HCAs drive up performance scores

The close relationships healthcare assistants develop with patients are an opportunity for trusts to drive up their performance scores, researchers have found.
 
One of the authors, Said Business School senior research associate Paul Heron, said his meant nursing directors who want to improve a trust’s patient satisfaction scores should look at their HCAs.

He told Nursing Times: “HCAs make a vital contribution to the things a trust is measured on. A nurse director said to us, ‘If you want to improve on that you need to focus on HCAs because they do the washing and feeding and toileting.’

“Patients like HCAs, they get on with them and see a lot of benefits to being cared for by them.”

There have been concerns patients get confused between the roles of HCAs and nurses.

But the researchers found that those patients who were able to distinguish between the two rated their care more highly.

“Introducing themselves in their role saves a lot of frustration to the patient,” Mr Heron said.

He said the recent national inpatient survey was “in error” in ignoring HCAs and not collecting discrete information on patients’ views about the quality of care they provided.

The research says HCAs have specific, extra skills that nurses do not have and which are distinct from their support role.

The report said “HCAs could sometimes uniquely elicit information and responses from a patient” that nurses could then act on.
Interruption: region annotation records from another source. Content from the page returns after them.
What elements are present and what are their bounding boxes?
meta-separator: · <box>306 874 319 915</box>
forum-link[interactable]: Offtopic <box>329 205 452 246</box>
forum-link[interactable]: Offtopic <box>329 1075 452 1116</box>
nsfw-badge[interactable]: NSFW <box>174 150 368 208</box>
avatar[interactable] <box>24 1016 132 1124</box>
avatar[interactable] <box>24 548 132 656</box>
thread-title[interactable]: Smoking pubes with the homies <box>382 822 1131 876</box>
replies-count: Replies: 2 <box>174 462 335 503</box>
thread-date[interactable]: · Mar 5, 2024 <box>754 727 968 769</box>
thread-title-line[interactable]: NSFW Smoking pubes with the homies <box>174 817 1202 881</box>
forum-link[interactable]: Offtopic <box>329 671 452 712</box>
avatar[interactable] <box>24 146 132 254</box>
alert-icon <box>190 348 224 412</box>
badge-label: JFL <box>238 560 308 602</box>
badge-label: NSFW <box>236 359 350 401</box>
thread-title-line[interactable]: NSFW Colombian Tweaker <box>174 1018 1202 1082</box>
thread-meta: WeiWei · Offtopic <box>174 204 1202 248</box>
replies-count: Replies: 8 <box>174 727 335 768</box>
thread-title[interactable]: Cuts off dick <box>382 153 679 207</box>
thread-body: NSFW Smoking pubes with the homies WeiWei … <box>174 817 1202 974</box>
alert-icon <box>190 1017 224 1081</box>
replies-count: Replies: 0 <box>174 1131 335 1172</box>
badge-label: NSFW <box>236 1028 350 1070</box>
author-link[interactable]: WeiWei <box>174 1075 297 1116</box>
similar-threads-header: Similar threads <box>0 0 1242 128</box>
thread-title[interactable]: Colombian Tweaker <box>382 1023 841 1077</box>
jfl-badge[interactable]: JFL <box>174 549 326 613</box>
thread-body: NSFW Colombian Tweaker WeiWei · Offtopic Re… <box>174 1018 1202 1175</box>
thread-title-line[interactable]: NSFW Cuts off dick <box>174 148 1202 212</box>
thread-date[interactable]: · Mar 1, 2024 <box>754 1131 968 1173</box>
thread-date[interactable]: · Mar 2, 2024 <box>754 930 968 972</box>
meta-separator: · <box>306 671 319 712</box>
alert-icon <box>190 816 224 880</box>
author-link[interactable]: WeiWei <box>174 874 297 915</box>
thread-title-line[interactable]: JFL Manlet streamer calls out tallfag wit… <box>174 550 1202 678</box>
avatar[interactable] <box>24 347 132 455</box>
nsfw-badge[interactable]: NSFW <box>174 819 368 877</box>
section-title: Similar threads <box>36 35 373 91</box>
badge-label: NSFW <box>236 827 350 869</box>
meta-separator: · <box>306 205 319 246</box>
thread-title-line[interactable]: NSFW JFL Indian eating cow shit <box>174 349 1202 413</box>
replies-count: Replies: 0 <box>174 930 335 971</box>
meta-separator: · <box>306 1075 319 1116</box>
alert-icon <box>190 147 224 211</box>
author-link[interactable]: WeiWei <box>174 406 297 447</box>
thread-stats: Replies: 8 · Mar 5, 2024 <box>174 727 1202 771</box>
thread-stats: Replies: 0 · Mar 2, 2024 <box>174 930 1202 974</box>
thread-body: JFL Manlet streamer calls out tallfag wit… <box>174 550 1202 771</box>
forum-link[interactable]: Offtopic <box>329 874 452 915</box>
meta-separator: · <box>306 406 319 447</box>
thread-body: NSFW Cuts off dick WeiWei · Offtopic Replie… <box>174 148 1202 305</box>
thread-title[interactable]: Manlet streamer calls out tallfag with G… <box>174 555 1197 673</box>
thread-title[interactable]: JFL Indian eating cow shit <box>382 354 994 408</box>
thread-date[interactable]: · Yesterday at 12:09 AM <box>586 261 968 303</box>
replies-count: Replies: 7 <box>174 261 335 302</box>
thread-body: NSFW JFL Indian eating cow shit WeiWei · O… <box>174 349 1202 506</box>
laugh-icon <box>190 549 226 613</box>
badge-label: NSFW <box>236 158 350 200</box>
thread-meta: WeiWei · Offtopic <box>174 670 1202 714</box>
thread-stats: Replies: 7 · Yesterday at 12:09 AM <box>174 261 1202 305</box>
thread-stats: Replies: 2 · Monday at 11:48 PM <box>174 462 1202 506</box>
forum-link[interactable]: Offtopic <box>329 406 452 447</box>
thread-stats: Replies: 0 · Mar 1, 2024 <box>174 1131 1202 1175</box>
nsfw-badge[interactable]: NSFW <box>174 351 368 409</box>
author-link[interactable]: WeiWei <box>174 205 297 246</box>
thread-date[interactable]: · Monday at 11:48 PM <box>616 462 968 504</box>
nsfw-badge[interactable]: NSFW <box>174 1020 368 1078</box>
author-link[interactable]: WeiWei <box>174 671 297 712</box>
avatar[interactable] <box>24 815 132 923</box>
For example, observers witnessed an assistant from the same ethnic background as a patient translating their wishes to the nursing staff. They often also had much stronger local links than nurses.

In the survey HCAs reported being more comfortable than nurses in dealing with verbally abusive or deeply upset patients.

Nurses interviewed for the study identified additional HCA qualities as “an extra pair of eyes” and as informal mentors for new nursing staff and students.

NHS London’s programme director for modernising nursing careers Kathryn Jones said HCAs might develop the relationships they do with patients because they are less likely to be interrupted in their duties than nurses.

But she said: “A team of HCAs is only as good as the nurse in charge.”